Hello, my MO recommended the same. 14 cycles of Kadclya after already doing 11 cycles of Herceptin. Just waiting for approval from my husband's insurance company to see if the drug is covered 85% with a total cost of $100,000. Then I must have administered every 3 weeks at a private clinic since the hospital cannot administer. Just how its done in Canada and now my case qualifies for the use of Kadclya (residual disease after doing chemo from the tissue pathology report when breast tissue removed in mastectomy).

I feel like I'm getting the works....very scary quite honestly. Now have also been recommended pills of Letrozole for 5 years min (10 years....to be seen)....and then Zoledronic acid to help build bone loss and also helps to be used a part of anticancer treatment to prevent breast cancer from coming back.

I completed last week 30 rounds of radiation. Feeling very tired but hanging in there.

Will let you know any side affects once I start Kadclya.

best regards,

countca04

did 30 rounds of radiation. Skin is not too bad, it looks tanned....just letting you know. worse side effect is the tiredness. If you're thinking of the radiation, don't be afraid. My radiation oncologist recommended lotion two or three times per day and it worked quite nicely keeping the skin hydrated.

DawnS1962

Cowgirl 13, I met the radiation oncologist in June for the first time and I got the impression then that she's not big on radiation therapy which my BS and PS aren't either but MO scheduled. My BS is of the mind with only 1 positive node and the mastectomy I may not need radiation but that was prior to the DCIS that I've read should respond to radiation. I'm just very confused now.

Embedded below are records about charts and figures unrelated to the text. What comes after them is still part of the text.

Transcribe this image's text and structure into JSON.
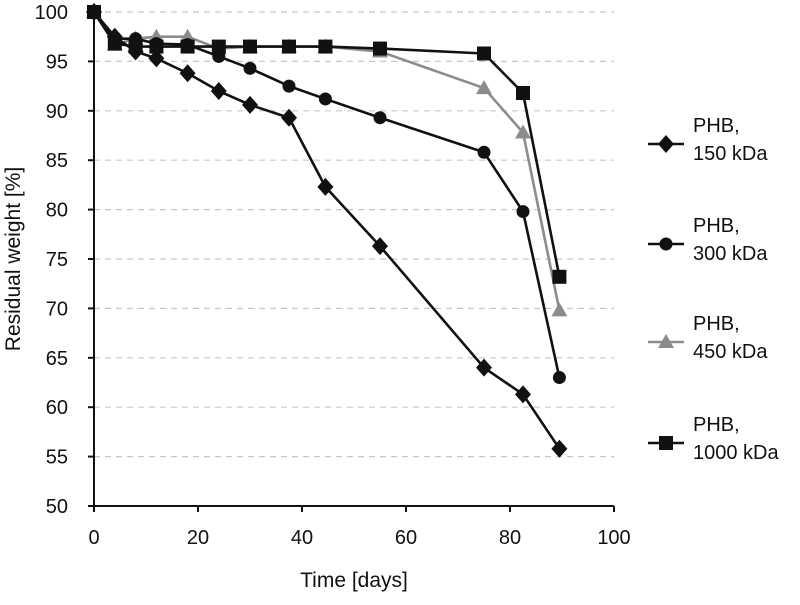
{
  "chart_data": {
    "type": "line",
    "title": "",
    "xlabel": "Time [days]",
    "ylabel": "Residual weight [%]",
    "xlim": [
      0,
      100
    ],
    "ylim": [
      50,
      100
    ],
    "xticks": [
      0,
      20,
      40,
      60,
      80,
      100
    ],
    "yticks": [
      50,
      55,
      60,
      65,
      70,
      75,
      80,
      85,
      90,
      95,
      100
    ],
    "grid": "horizontal dashed",
    "legend_position": "right",
    "series": [
      {
        "name": "PHB,\n150 kDa",
        "label_lines": [
          "PHB,",
          "150 kDa"
        ],
        "marker": "diamond",
        "color": "#111111",
        "x": [
          0,
          4,
          8,
          12,
          18,
          24,
          30,
          37.5,
          44.5,
          55,
          75,
          82.5,
          89.5
        ],
        "y": [
          100,
          97.5,
          96,
          95.3,
          93.8,
          92,
          90.6,
          89.3,
          82.3,
          76.3,
          64,
          61.3,
          55.8
        ]
      },
      {
        "name": "PHB,\n300 kDa",
        "label_lines": [
          "PHB,",
          "300 kDa"
        ],
        "marker": "circle",
        "color": "#111111",
        "x": [
          0,
          4,
          8,
          12,
          18,
          24,
          30,
          37.5,
          44.5,
          55,
          75,
          82.5,
          89.5
        ],
        "y": [
          100,
          97.3,
          97.3,
          96.8,
          96.7,
          95.5,
          94.3,
          92.5,
          91.2,
          89.3,
          85.8,
          79.8,
          63
        ]
      },
      {
        "name": "PHB,\n450 kDa",
        "label_lines": [
          "PHB,",
          "450 kDa"
        ],
        "marker": "triangle",
        "color": "#8c8c8c",
        "x": [
          0,
          4,
          8,
          12,
          18,
          24,
          30,
          37.5,
          44.5,
          55,
          75,
          82.5,
          89.5
        ],
        "y": [
          100,
          96.7,
          97.3,
          97.5,
          97.5,
          96.3,
          96.5,
          96.5,
          96.5,
          96,
          92.3,
          87.8,
          69.8
        ]
      },
      {
        "name": "PHB,\n1000 kDa",
        "label_lines": [
          "PHB,",
          "1000 kDa"
        ],
        "marker": "square",
        "color": "#111111",
        "x": [
          0,
          4,
          8,
          12,
          18,
          24,
          30,
          37.5,
          44.5,
          55,
          75,
          82.5,
          89.5
        ],
        "y": [
          100,
          96.8,
          96.5,
          96.5,
          96.5,
          96.5,
          96.5,
          96.5,
          96.5,
          96.3,
          95.8,
          91.8,
          73.2
        ]
      }
    ]
  }
}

countca04, I'm on the same protocol as you are including the Letrozole.

Kthielen

I would like to hear how you do on kadclya, that will be my next line. I have been on a Perjeta and Herceptin every 3 weeks for 3 years now!

Best

Kathy

laughinggull

neeli, you can start doing the unilateral mastectomy, and you can always do the second one later. I did that. In the beginning I was happy to keep the healthy breast, it was only down the road that I clearly felt that I wanted that one out, too.

laughinggull

dawn, please fire that radiation oncologist; get a second opinion! Unbelievable. Find someone else who can explain things better to you.

countca04, I was in the same boat and they said no to Kadcyla for me, I would have taken it otherwise, the numbers are just fantastic on that drug preventing recurrence. Hang in there!